Phillips has discussed his rise from non-league to international football, via the European Golden Shoe, in an in-depth interview with Sunderland’s non-executive director David Jones.
He gave some brilliant insight into the partnerships forged in that first season that would launch the career of a club legend…..
RM – NICKY SUMMERBEE
“One of the biggest players for me was Nicky,” Phillips said.
“Nicky was for me one of the best crossers of the ball.
“I was fortunate enough to get in the England squad and play with arguably one of the world’s best crossers of a ball in David Beckham.
“I always compare Nicky to David in terms of their quality of balls into the box.
“If you made the run, they would find you.
“Nicky wasn’t blessed with pace, but the quality he had was he didn’t need to take the full-back on get his cross in.
“He could shift it onto his right foot and whip it in behind the centre-half.
“I knew it was coming so I knew if I made the run, he would find me.”
THE LEFT WING – MICHAEL GRAY & ALLAN JOHNSTON
“Allan Johnston was a little bit different, he liked to drive inside and play little one-twos, inside balls down the side,” Phillips explained.
“Micky would overlap and he could play a little reverse pass for Micky then to cross in.
“The relationship I build with those wide players was key in that first season.”
CF – NIALL QUINN
“It just happened,” Phillips admitted.
“When I first went to the club Niall was pretty much looking to retire.
“I think he was quite excited by what he saw in training and those early pre-season matches and felt we could strike up a good partnership.
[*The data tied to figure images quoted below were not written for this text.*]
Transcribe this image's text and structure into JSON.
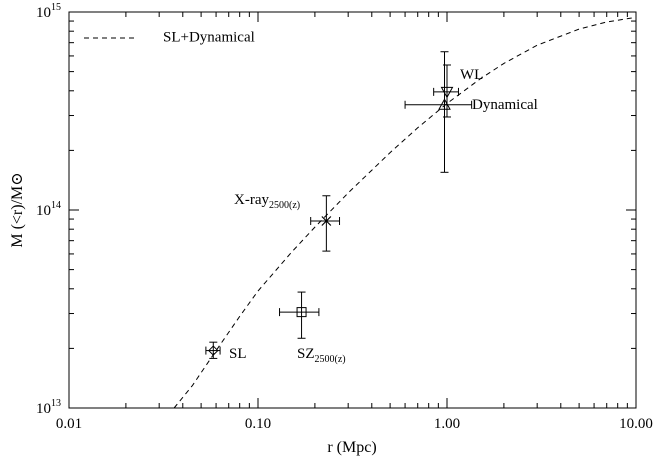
{
  "chart_data": {
    "type": "scatter",
    "xlabel": "r (Mpc)",
    "ylabel": "M (<r)/M⊙",
    "xscale": "log",
    "yscale": "log",
    "xlim": [
      0.01,
      10.0
    ],
    "ylim": [
      10000000000000.0,
      1000000000000000.0
    ],
    "xticks": [
      {
        "value": 0.01,
        "label": "0.01"
      },
      {
        "value": 0.1,
        "label": "0.10"
      },
      {
        "value": 1.0,
        "label": "1.00"
      },
      {
        "value": 10.0,
        "label": "10.00"
      }
    ],
    "yticks": [
      {
        "value": 10000000000000.0,
        "base": "10",
        "exp": "13"
      },
      {
        "value": 100000000000000.0,
        "base": "10",
        "exp": "14"
      },
      {
        "value": 1000000000000000.0,
        "base": "10",
        "exp": "15"
      }
    ],
    "legend": {
      "label": "SL+Dynamical",
      "style": "dashed",
      "position": "top-left"
    },
    "model_curve": {
      "name": "SL+Dynamical",
      "x": [
        0.036,
        0.045,
        0.06,
        0.08,
        0.1,
        0.15,
        0.2,
        0.3,
        0.5,
        0.7,
        1.0,
        1.5,
        2.0,
        3.0,
        5.0,
        7.0,
        10.0
      ],
      "y": [
        10000000000000.0,
        13000000000000.0,
        19500000000000.0,
        29000000000000.0,
        39000000000000.0,
        61000000000000.0,
        82000000000000.0,
        122000000000000.0,
        195000000000000.0,
        260000000000000.0,
        345000000000000.0,
        460000000000000.0,
        550000000000000.0,
        680000000000000.0,
        820000000000000.0,
        890000000000000.0,
        940000000000000.0
      ]
    },
    "points": [
      {
        "label": "SL",
        "sub": "",
        "marker": "diamond",
        "x": 0.058,
        "y": 19500000000000.0,
        "xerr": [
          0.053,
          0.063
        ],
        "yerr": [
          17800000000000.0,
          21500000000000.0
        ]
      },
      {
        "label": "SZ",
        "sub": "2500(z)",
        "marker": "square",
        "x": 0.17,
        "y": 30500000000000.0,
        "xerr": [
          0.13,
          0.21
        ],
        "yerr": [
          22500000000000.0,
          38500000000000.0
        ]
      },
      {
        "label": "X-ray",
        "sub": "2500(z)",
        "marker": "x",
        "x": 0.23,
        "y": 88000000000000.0,
        "xerr": [
          0.19,
          0.27
        ],
        "yerr": [
          62000000000000.0,
          118000000000000.0
        ]
      },
      {
        "label": "WL",
        "sub": "",
        "marker": "triangle-down",
        "x": 1.0,
        "y": 395000000000000.0,
        "xerr": [
          0.85,
          1.15
        ],
        "yerr": [
          295000000000000.0,
          540000000000000.0
        ]
      },
      {
        "label": "Dynamical",
        "sub": "",
        "marker": "triangle",
        "x": 0.97,
        "y": 340000000000000.0,
        "xerr": [
          0.6,
          1.35
        ],
        "yerr": [
          155000000000000.0,
          630000000000000.0
        ]
      }
    ]
  }
}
“All Reidy ever said to me and Quinny, was for me never to be more than 10 yards away from him, whether that’s making a run behind him or dropping in front for the knockdown.
“We never worked it on the training ground, we just understood each other.
“Wherever the ball came from, you judge the flight of it.
“If it was going to his head, I’d make a run round him and off him.
“Niall had the great ability to be able to hang in the air, spot my run and find me.
“Not every time, he could come up against some good centre-halves, but the majority of the time he had the quality.
“If the ball is into his chest, I could come in front of him or pull away for someone else to then play me in behind.
“Then I’d take into account where we were on the pitch as well.
“If he’s close to the box, I’d drop in front of him to try and get the shot off or move it out wide to then get into the box.”